Considering Pet Sitting or Boarding?

Heres what you need to know to provide a safe, disease-free and low-stress experience.

Cats crave routine and seem to be in sync with your work schedule. But they know that the daily routine is about to be upended when they see you bring out the dreaded suitcase. Even though you look forward to a much-needed vacation, you may find yourself worrying about how your cat will fare during your absence.

After friends and relatives, your options for care are boarding or hiring a professional pet sitter. The choice depends on your cat’s health, temperament and experience with other companion animals. To set him up for success while you’re away, it’s also important to base your decision on his safety and well-being.

Staying at Home

“Cats who are easily stressed by change in routine or environment or by unfamiliar cats are better suited to staying in their own home,” says Leni Kaplan, MS, DVM, a lecturer in the Community Practice Service at Cornell University College of Veterinary Medicine. “Cats who are not used to living with dogs will be quite stressed in a boarding facility with barking dogs, an experience that may be new to them.” A cat-only facility might be the wiser choice.

Keep in mind that all cats need and deserve time alone for sleeping, eating and relaxing. It’s imperative that those caring for your cat understand feline behavior, recognize signs of stress and can administer medication if needed. “They also need to recognize early signs that your pet needs to be examined by a veterinarian,” Dr. Kaplan says.

Stick to Diet

She suggests owners take a favorite cat bed from home, toys and a piece of their own worn clothing with their scent to comfort their cats. They will also do better eating their regular food from their own bowl, and if the facility can provide Feliway — a feline pheromone — make sure staffers spray the cat’s bed and blanket twice daily to help combat stress.
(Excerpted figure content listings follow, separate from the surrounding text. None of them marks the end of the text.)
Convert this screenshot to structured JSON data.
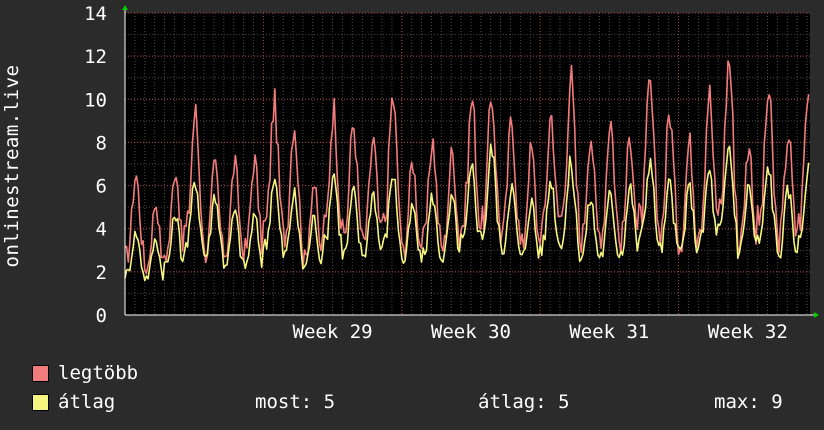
{
  "chart_data": {
    "type": "line",
    "ylabel": "onlinestream.live",
    "xlabel": "",
    "ylim": [
      0,
      14
    ],
    "y_ticks": [
      "0",
      "2",
      "4",
      "6",
      "8",
      "10",
      "12",
      "14"
    ],
    "x_range_weeks": [
      28.0,
      32.95
    ],
    "x_ticks": [
      {
        "week": 29,
        "label": "Week 29"
      },
      {
        "week": 30,
        "label": "Week 30"
      },
      {
        "week": 31,
        "label": "Week 31"
      },
      {
        "week": 32,
        "label": "Week 32"
      }
    ],
    "grid": true,
    "legend_placement": "bottom-left",
    "series": [
      {
        "name": "legtöbb",
        "color": "#f27b7b",
        "daily_values": [
          6.5,
          5.2,
          6.8,
          9.4,
          6.9,
          7.0,
          7.2,
          9.8,
          8.9,
          6.1,
          9.6,
          8.9,
          8.1,
          10.1,
          7.1,
          8.1,
          7.5,
          10.0,
          10.1,
          9.0,
          7.7,
          9.3,
          11.0,
          8.4,
          9.1,
          8.3,
          10.6,
          9.4,
          8.0,
          10.3,
          11.9,
          7.9,
          10.3,
          8.4,
          10.2
        ]
      },
      {
        "name": "átlag",
        "color": "#f5f580",
        "daily_values": [
          3.8,
          3.5,
          4.7,
          6.3,
          5.6,
          4.8,
          4.6,
          6.4,
          5.6,
          4.5,
          6.6,
          5.7,
          5.7,
          6.6,
          5.0,
          5.5,
          5.4,
          6.8,
          7.7,
          6.0,
          5.3,
          6.3,
          7.0,
          5.4,
          5.6,
          5.9,
          7.2,
          6.1,
          5.9,
          6.7,
          7.8,
          6.0,
          6.9,
          5.8,
          6.7
        ]
      }
    ]
  },
  "legend": [
    {
      "label": "legtöbb",
      "color": "#f27b7b"
    },
    {
      "label": "átlag",
      "color": "#f5f580"
    }
  ],
  "stats": {
    "most": "most: 5",
    "atlag": "átlag: 5",
    "max": "max: 9"
  }
}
In choosing a professional pet sitter, consider one who belongs to a professional pet sitting organization, such as the National Association of Professional Pet Sitters,, and Pet Sitters International, Individuals must show proof of being licensed and bonded.

Take the time to set up a meet-and-greet between a pet sitter and your cat at home to gauge compatibility. “Engaging a pet sitter who is already familiar with your cat is also great, as this may decrease your cat’s anxiety when you are out of town,” Dr. Kaplan says. “Find one who expresses an interest in what your cat likes and who strives to maintain your cat’s schedule.”

Maintain Routine

Yvette Gonzalez, president of the Pet Sitters Association and owner of the As You Wish Pet Sitters in Denver, says: “Our philosophy is that the companion animal is healthier and happier in his own surroundings and when maintaining his own schedule. Deviation from routines, particularly in cats, can throw off their health and psyche.”

Both NAPPS and Pet Sitters International offer membership lists for the public that identify members’ credentials, services and geographic areas they cover. They also provide on-going education for members through webinars, conferences and publications.

If your cat enjoys other pets, is even-tempered and not easily rattled by change, consider sending him to a boarding facility. The International Boarding and Pet Services Association,, offers training and encourages members to cultivate strong relationships with local veterinarians, says Director Carmen Rustenbeck. She recommends choosing a facility with a trained staff who welcomes questions.

“A quality boarding facility staff will make you and your pet feel welcomed when you walk in, will be willing to answer your questions, conduct a tour,” Rustenbeck says. “We also recommend having someone on site at night.”

Do an Inspection

If you choose to board your cat, visit the premises beforehand to assess cleanliness and odor. Ask how often cats are exercised and allowed out of their rooms, if any disease outbreaks have occurred and procedures for handling a situation when an animal needs veterinary attention.

Facilities should require a copy of a pet’s vaccine certificate. All cats should be up to date on vaccines for rabies, feline panleukopenia, feline herpesvirus and feline calicivirus, Dr. Kaplan says, adding that, with combination vaccines, cats receive one injection providing protection against the three latter viruses. “These viruses are highly contagious and can cause a serious outbreak in a boarding facility.”

If a cat is not up to date on these vaccines for medical reasons, the owner should provide a letter from the cat’s veterinarian explaining why he is exempt from vaccination.